A starting point in beginning with the end in mind is to develop a personal mission statement, philosophy or credo. It will help you focus on what you want to be (character), do (contributions and achievements) and on the values and principles upon which your being and doing are based. The personal mission statement gives us a changeless core from which we can deal with external change.
Viktor Frankel developed a philosophy called "Logotherapy". Logotherapy helps an individual detect his unique meaning or mission in life by reexamining his personal vision and values to assure they are based on principles and reality.
We must reexamine the center of our life. Our center is the source of our security, guidance, wisdom and power. Making people or things outside ourselves important places ourselves at the mercy of mood swings, inconsistent behavior and uncontrollable changes of fortune. Being self-centered is too limiting - people develop poor mental health in isolation.

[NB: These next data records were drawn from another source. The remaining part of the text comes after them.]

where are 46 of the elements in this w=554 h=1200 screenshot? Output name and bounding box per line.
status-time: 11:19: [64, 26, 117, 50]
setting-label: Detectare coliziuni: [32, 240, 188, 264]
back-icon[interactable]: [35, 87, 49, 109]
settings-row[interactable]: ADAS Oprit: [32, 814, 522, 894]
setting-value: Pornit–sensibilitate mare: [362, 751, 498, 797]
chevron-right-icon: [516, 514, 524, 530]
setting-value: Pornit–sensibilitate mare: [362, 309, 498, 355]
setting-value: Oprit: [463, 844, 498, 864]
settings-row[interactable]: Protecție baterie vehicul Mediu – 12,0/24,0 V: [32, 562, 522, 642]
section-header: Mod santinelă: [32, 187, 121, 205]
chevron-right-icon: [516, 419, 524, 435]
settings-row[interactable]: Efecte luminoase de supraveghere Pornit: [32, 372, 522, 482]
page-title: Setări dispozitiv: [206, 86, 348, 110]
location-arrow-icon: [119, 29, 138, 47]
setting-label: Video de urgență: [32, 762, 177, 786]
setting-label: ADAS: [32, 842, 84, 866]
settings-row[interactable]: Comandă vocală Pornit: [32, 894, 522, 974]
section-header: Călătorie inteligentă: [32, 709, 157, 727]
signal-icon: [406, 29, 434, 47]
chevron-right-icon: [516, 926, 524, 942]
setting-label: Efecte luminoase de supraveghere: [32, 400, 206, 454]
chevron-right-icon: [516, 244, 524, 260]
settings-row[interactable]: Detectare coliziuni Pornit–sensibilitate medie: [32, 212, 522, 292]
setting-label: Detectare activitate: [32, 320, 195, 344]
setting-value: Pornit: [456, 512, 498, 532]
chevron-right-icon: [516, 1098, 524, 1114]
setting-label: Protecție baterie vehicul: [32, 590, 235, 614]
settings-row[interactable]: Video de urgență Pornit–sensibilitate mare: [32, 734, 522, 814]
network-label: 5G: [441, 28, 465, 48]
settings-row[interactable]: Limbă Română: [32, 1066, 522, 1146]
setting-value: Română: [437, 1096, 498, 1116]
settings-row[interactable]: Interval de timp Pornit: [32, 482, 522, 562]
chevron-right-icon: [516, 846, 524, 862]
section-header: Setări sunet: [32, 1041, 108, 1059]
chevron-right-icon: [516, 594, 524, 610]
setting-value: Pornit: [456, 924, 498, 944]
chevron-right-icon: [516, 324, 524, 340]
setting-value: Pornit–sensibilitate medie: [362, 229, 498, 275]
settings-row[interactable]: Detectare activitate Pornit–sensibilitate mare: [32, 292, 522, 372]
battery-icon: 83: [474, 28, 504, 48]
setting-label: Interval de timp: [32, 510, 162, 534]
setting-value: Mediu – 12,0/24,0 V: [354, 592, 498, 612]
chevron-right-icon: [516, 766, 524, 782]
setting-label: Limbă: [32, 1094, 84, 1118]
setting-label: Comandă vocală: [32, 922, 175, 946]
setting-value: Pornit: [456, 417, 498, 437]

By centering our lives on correct principles, we create a stable, solid foundation for the development of our life support factors and embrace and encompass the truly important areas of our lives. Successful relationships, achievement and financial security will radiate from the principle center.
The principles we base our lives on should be deep, fundamental truths, classic truths, or generic common denominators. They will become tightly interwoven themes running with exactness, consistency, beauty and strength through the fabric of our lives.
In developing your personal mission statement, you can use your creative ability to imagine life milestones such as birthdays, anniversaries, retirement and funerals. What accomplishments would you like to celebrate? Visualize them in rich detail.
You can make your mission statement balanced and easier to work with by breaking it down into the specific role areas of your life and the goals you want to accomplish in each area.
If you find your actions aren't congruent with your mission statement, you can create affirmations to improve. An affirmation should have five ingredients: it should be personal, positive, present tense, visual and emotional.
You can also use visualization techniques.
Affirmation and visualization are both self programming techniques that should be used in harmony with correct principles.
Mission statements can also be made for families, service groups and organizations of all kinds.
A family mission statement is an expression of its true foundation, its shared vision and values.
Organizational mission statements should be developed by everyone in the organization. If there is no involvement in the process, there will be no commitment to the statement. The reward system must compliment and strengthen the stated value systems.
An organization may have an all-encompassing mission statement, and each location, or even each team, may have their own. However, they should all dovetail with each other.
If the mission statements of your family and organization dovetail with your personal mission statement, and you use those statements to keep your end in mind, you will accomplish your goals more quickly and easily.